We also are focused on assessing and improving our own cybersecurity risk profile. We now have a Chief Risk Officer to help coordinate our risk management efforts across the agency. We have worked to promote a culture that emphasizes the importance of data security throughout our divisions and offices. The staff has also been engaging with outside experts to assess and improve our security controls. We recognize, however, that no system can be entirely safe from a cyber intrusion, and that there is a lot of work that remains to be done.
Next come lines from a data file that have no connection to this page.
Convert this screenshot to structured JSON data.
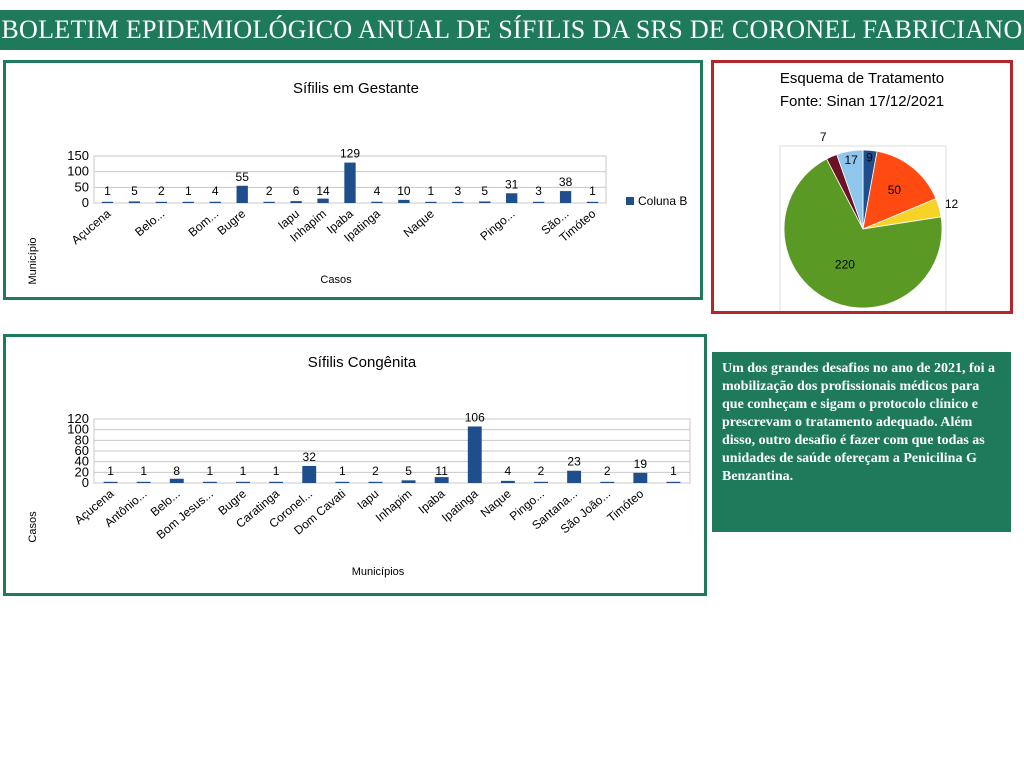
{
  "page": {
    "title": "BOLETIM EPIDEMIOLÓGICO ANUAL DE SÍFILIS DA SRS DE CORONEL FABRICIANO",
    "note": "Um dos grandes desafios no ano de 2021, foi a mobilização dos profissionais médicos para que conheçam e sigam o protocolo clínico e prescrevam o tratamento adequado. Além disso, outro desafio é fazer com que todas as unidades de saúde ofereçam a Penicilina G Benzantina."
  },
  "colors": {
    "banner": "#1f7a5c",
    "panel_border_green": "#1f7a5c",
    "panel_border_red": "#b3262b",
    "bar": "#1f4e8c",
    "grid": "#c8c8c8"
  },
  "chart_data": [
    {
      "type": "bar",
      "title": "Sífilis em Gestante",
      "xlabel": "Casos",
      "ylabel": "Município",
      "legend": {
        "position": "right",
        "entries": [
          "Coluna B"
        ]
      },
      "ylim": [
        0,
        150
      ],
      "yticks": [
        0,
        50,
        100,
        150
      ],
      "grid": true,
      "series": [
        {
          "name": "Coluna B",
          "values": [
            1,
            5,
            2,
            1,
            4,
            55,
            2,
            6,
            14,
            129,
            4,
            10,
            1,
            3,
            5,
            31,
            3,
            38,
            1
          ]
        }
      ],
      "categories": [
        "Açucena",
        "",
        "Belo...",
        "",
        "Bom...",
        "Bugre",
        "",
        "Iapu",
        "Inhapim",
        "Ipaba",
        "Ipatinga",
        "",
        "Naque",
        "",
        "",
        "Pingo...",
        "",
        "São...",
        "Timóteo"
      ]
    },
    {
      "type": "bar",
      "title": "Sífilis Congênita",
      "xlabel": "Municípios",
      "ylabel": "Casos",
      "ylim": [
        0,
        120
      ],
      "yticks": [
        0,
        20,
        40,
        60,
        80,
        100,
        120
      ],
      "grid": true,
      "series": [
        {
          "values": [
            1,
            1,
            8,
            1,
            1,
            1,
            32,
            1,
            2,
            5,
            11,
            106,
            4,
            2,
            23,
            2,
            19,
            1
          ]
        }
      ],
      "categories": [
        "Açucena",
        "Antônio...",
        "Belo...",
        "Bom Jesus...",
        "Bugre",
        "Caratinga",
        "Coronel...",
        "Dom Cavati",
        "Iapu",
        "Inhapim",
        "Ipaba",
        "Ipatinga",
        "Naque",
        "Pingo...",
        "Santana...",
        "São João...",
        "Timóteo",
        ""
      ]
    },
    {
      "type": "pie",
      "title": "Esquema de Tratamento",
      "subtitle": "Fonte: Sinan 17/12/2021",
      "slices": [
        {
          "value": 9,
          "color": "#1f4e8c"
        },
        {
          "value": 50,
          "color": "#ff4b12"
        },
        {
          "value": 12,
          "color": "#f5d327"
        },
        {
          "value": 220,
          "color": "#5a9a24"
        },
        {
          "value": 7,
          "color": "#6e1026"
        },
        {
          "value": 17,
          "color": "#8fc6ee"
        }
      ]
    }
  ]
}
From an enforcement perspective, our Cyber Unit is dedicated to targeting cyber-related misconduct in our markets. Among other things—in addition to looking at potential violations in some of the areas I have just described—the Cyber Unit has focused on alleged misconduct involving intrusions into retail brokerage accounts, the submission of false regulatory filings and hacking to obtain material non-public information.”
Nevada Fiduciary Duty
On January 18, 2019, the Nevada Secretary of State’s Office Securities Board of the State of Nevada, released draft Fiduciary Duty Regulations for Broker Dealers and Sales Representatives, Investment Advisers and Representatives of Investment Advisers. Comments may be submitted on or before March 1, 2019.
The SEC has given us a roadmap for investment adviser examinations for FY 2019. There is nothing new here, but new ways of looking at old problems and more emphasis on cybersecurity. Trust us, no one wants to have to notify their clients that their account information has been breached.
Based on Nevada’s Draft Regulation, it appears that some states aren’t willing to wait for the SEC to finalize registrant’s fiduciary obligations.